The Incarnate Glories Of Christ

The Incarnate Glories Of Christ


George M. Landis


TEXT: “In the beginning was the Word and the Word was with God, and the Word was God.” (John 1:1)


In studying the lives of great men, biographers generally begin with the birth of their subjects. But when we consider the career of the Lord Jesus Christ, we cannot properly start with the manger scene in Bethlehem, or with the prenatal announcements of the angel Gabriel. Unfortunately, too many writers do begin there and present the Blessed One as though He were but a man whose existence started in the Judean stable. Such is a grave mistake fraught with dishonor to Christ and with disaster to the souls of men.

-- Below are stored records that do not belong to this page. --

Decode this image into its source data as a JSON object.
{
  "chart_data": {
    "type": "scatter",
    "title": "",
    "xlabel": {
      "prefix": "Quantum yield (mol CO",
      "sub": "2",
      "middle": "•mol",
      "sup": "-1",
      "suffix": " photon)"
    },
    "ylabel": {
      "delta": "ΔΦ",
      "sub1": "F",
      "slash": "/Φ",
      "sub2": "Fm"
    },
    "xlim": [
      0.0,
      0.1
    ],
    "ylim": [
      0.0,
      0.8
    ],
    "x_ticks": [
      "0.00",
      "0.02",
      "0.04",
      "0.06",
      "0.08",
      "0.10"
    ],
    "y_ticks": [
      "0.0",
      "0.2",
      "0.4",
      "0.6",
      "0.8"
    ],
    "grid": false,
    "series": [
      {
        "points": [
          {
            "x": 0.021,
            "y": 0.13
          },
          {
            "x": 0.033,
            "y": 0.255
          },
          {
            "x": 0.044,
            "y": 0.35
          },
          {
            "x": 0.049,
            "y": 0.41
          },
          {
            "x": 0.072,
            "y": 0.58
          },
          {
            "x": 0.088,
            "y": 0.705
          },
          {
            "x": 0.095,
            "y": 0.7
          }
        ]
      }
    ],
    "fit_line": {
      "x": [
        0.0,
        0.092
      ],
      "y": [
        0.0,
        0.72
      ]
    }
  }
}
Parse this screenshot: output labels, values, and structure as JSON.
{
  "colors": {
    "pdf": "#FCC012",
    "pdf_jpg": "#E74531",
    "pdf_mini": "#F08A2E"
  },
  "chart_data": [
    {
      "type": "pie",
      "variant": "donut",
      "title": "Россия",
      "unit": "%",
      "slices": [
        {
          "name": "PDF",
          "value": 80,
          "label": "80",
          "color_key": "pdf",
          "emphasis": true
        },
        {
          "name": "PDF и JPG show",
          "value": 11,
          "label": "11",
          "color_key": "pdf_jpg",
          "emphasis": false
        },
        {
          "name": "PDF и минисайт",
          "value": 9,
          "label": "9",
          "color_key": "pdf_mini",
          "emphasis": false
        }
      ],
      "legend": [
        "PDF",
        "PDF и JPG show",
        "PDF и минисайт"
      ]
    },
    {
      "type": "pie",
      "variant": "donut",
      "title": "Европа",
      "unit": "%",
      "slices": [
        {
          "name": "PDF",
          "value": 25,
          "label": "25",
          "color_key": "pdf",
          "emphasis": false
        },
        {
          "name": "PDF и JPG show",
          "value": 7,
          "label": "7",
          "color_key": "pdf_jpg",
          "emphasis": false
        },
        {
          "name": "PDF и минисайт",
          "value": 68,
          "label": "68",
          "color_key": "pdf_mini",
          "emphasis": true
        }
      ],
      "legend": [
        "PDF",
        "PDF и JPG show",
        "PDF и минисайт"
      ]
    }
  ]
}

If He is nothing more than man, though the best of men, His own words condemn Him as either self-deceived or as an impostor. Certainly, either the victim of fancy or the perpetrator of fraud cannot be the Savior of sinners, or righteousness would become a byword and holiness a dream.


In any attempt to study the man-fold glories of Jesus Christ, God’s beloved Son, we must begin to consider Him before He came into this world, before He took upon His human form. To this end, therefore, let us gaze with the Psalmist upon the indescribable splendor of the ivory palaces, His eternal dwelling place; let us fill our nostrils with the sweet fragrance of the myrrh, the aloes, the cassia which eminates from the glorious garments of His Divine character.


In His great intercessory prayer, our Lord said: “And now, O Father, glorify Thou Me with the glory that I had with Thee before the world was.” It is to this glory we should look, His eternal glory, of the eternity which lies behind.


The apostle John has given us the most complete revelation of the glories of Jesus Christ, past, present and future. We do well to study His writings.